A very small minority of those with Addison’s have further medical conditions or issues which can make effective treatment difficult. In this case it may be worth pursuing treatment with a cortisol pump. This treatment is not standard, is it very rarely available on the NHS and further research is being undertaken in to the differences it can make to those with Addison’s.

Getting the pump

Getting a pump is worth a whole blog post on its own. As I am still in the process of getting a pump I will write about this further down the line.

How does my Addison’s effect me?

Due to a number of factors I do not get a nice, predictable amount of cortisol from taking my tablets. Sometimes I might experience a long delay before I get a rise in my Cortisol, sometimes taking the same dose I always take does not work and I am forced to take a higher dose which unfortunately has side effects (namely difficulty in sleeping, extreme hunger and water retention). Because of this unpredictability I don’t know if today or tomorrow will be good days or bad days.

Good days

On a good day I can get up, washed and dressed fairly easily. I can make my own food, eat it without any problems and even go on to do some housework or leave the house.

Bad days

It is hard to describe fatigue and lethargy, I think some kind of tool or scale need to be created to help. What I might describe as extreme fatigue and lethargy could be very different to you.
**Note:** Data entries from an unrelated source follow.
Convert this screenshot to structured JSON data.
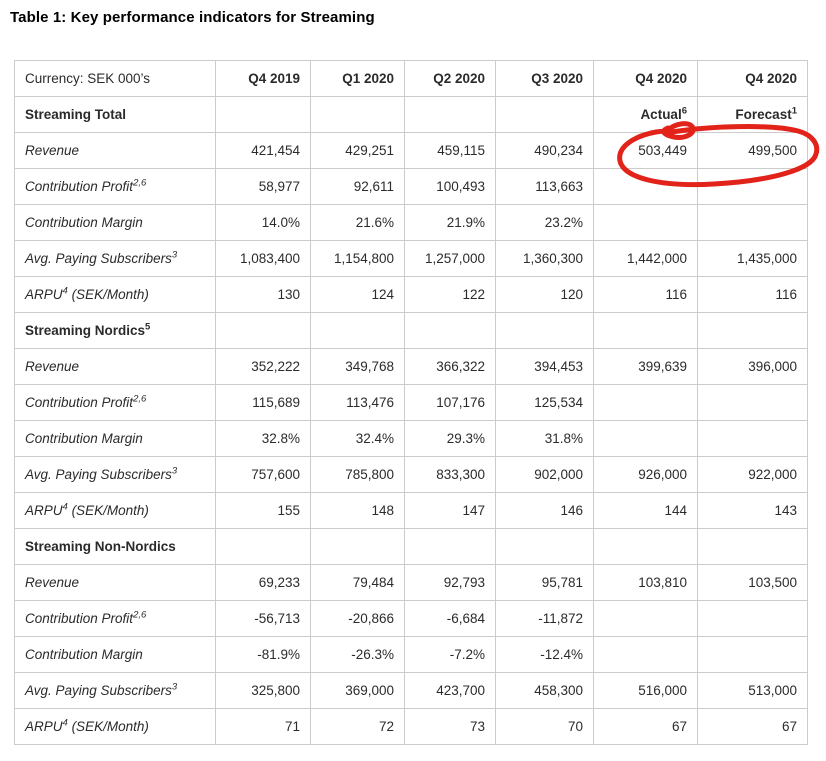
{
  "title": "Table 1: Key performance indicators for Streaming",
  "table": {
    "corner_label": "Currency: SEK 000’s",
    "columns": [
      "Q4 2019",
      "Q1 2020",
      "Q2 2020",
      "Q3 2020",
      "Q4 2020",
      "Q4 2020"
    ],
    "sections": [
      {
        "title": "Streaming Total",
        "title_sup": "",
        "sublabels": [
          {
            "text": "",
            "sup": ""
          },
          {
            "text": "",
            "sup": ""
          },
          {
            "text": "",
            "sup": ""
          },
          {
            "text": "",
            "sup": ""
          },
          {
            "text": "Actual",
            "sup": "6"
          },
          {
            "text": "Forecast",
            "sup": "1"
          }
        ],
        "rows": [
          {
            "label": "Revenue",
            "sup": "",
            "suffix": "",
            "values": [
              "421,454",
              "429,251",
              "459,115",
              "490,234",
              "503,449",
              "499,500"
            ]
          },
          {
            "label": "Contribution Profit",
            "sup": "2,6",
            "suffix": "",
            "values": [
              "58,977",
              "92,611",
              "100,493",
              "113,663",
              "",
              ""
            ]
          },
          {
            "label": "Contribution Margin",
            "sup": "",
            "suffix": "",
            "values": [
              "14.0%",
              "21.6%",
              "21.9%",
              "23.2%",
              "",
              ""
            ]
          },
          {
            "label": "Avg. Paying Subscribers",
            "sup": "3",
            "suffix": "",
            "values": [
              "1,083,400",
              "1,154,800",
              "1,257,000",
              "1,360,300",
              "1,442,000",
              "1,435,000"
            ]
          },
          {
            "label": "ARPU",
            "sup": "4",
            "suffix": " (SEK/Month)",
            "values": [
              "130",
              "124",
              "122",
              "120",
              "116",
              "116"
            ]
          }
        ]
      },
      {
        "title": "Streaming Nordics",
        "title_sup": "5",
        "sublabels": [
          {
            "text": "",
            "sup": ""
          },
          {
            "text": "",
            "sup": ""
          },
          {
            "text": "",
            "sup": ""
          },
          {
            "text": "",
            "sup": ""
          },
          {
            "text": "",
            "sup": ""
          },
          {
            "text": "",
            "sup": ""
          }
        ],
        "rows": [
          {
            "label": "Revenue",
            "sup": "",
            "suffix": "",
            "values": [
              "352,222",
              "349,768",
              "366,322",
              "394,453",
              "399,639",
              "396,000"
            ]
          },
          {
            "label": "Contribution Profit",
            "sup": "2,6",
            "suffix": "",
            "values": [
              "115,689",
              "113,476",
              "107,176",
              "125,534",
              "",
              ""
            ]
          },
          {
            "label": "Contribution Margin",
            "sup": "",
            "suffix": "",
            "values": [
              "32.8%",
              "32.4%",
              "29.3%",
              "31.8%",
              "",
              ""
            ]
          },
          {
            "label": "Avg. Paying Subscribers",
            "sup": "3",
            "suffix": "",
            "values": [
              "757,600",
              "785,800",
              "833,300",
              "902,000",
              "926,000",
              "922,000"
            ]
          },
          {
            "label": "ARPU",
            "sup": "4",
            "suffix": " (SEK/Month)",
            "values": [
              "155",
              "148",
              "147",
              "146",
              "144",
              "143"
            ]
          }
        ]
      },
      {
        "title": "Streaming Non-Nordics",
        "title_sup": "",
        "sublabels": [
          {
            "text": "",
            "sup": ""
          },
          {
            "text": "",
            "sup": ""
          },
          {
            "text": "",
            "sup": ""
          },
          {
            "text": "",
            "sup": ""
          },
          {
            "text": "",
            "sup": ""
          },
          {
            "text": "",
            "sup": ""
          }
        ],
        "rows": [
          {
            "label": "Revenue",
            "sup": "",
            "suffix": "",
            "values": [
              "69,233",
              "79,484",
              "92,793",
              "95,781",
              "103,810",
              "103,500"
            ]
          },
          {
            "label": "Contribution Profit",
            "sup": "2,6",
            "suffix": "",
            "values": [
              "-56,713",
              "-20,866",
              "-6,684",
              "-11,872",
              "",
              ""
            ]
          },
          {
            "label": "Contribution Margin",
            "sup": "",
            "suffix": "",
            "values": [
              "-81.9%",
              "-26.3%",
              "-7.2%",
              "-12.4%",
              "",
              ""
            ]
          },
          {
            "label": "Avg. Paying Subscribers",
            "sup": "3",
            "suffix": "",
            "values": [
              "325,800",
              "369,000",
              "423,700",
              "458,300",
              "516,000",
              "513,000"
            ]
          },
          {
            "label": "ARPU",
            "sup": "4",
            "suffix": " (SEK/Month)",
            "values": [
              "71",
              "72",
              "73",
              "70",
              "67",
              "67"
            ]
          }
        ]
      }
    ]
  },
  "annotation": {
    "type": "hand-drawn-ellipse",
    "color": "#e2231a",
    "circled_values": [
      "503,449",
      "499,500"
    ]
  }
}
My fatigue and lethargy on a bad day are beyond what I would have thought imaginable, I will often need assistance to go between the bedroom and the bathroom and that is as much as I can do on a bad day.

Most of my days are somewhere between good and bad, on some kind of a sliding scale of rubbishness. I am hoping that with appropriate treatment I can have fewer bad days and maybe even improve on my good days.


The Addison’s disease Self Help Group is a charity that support people with adrenal insufficiency and their families. They also produce clinical guidance for patients and healthcare professionals and details of emergency treatment in a variety of languages. I learnt more about my condition from their forum than from any other website.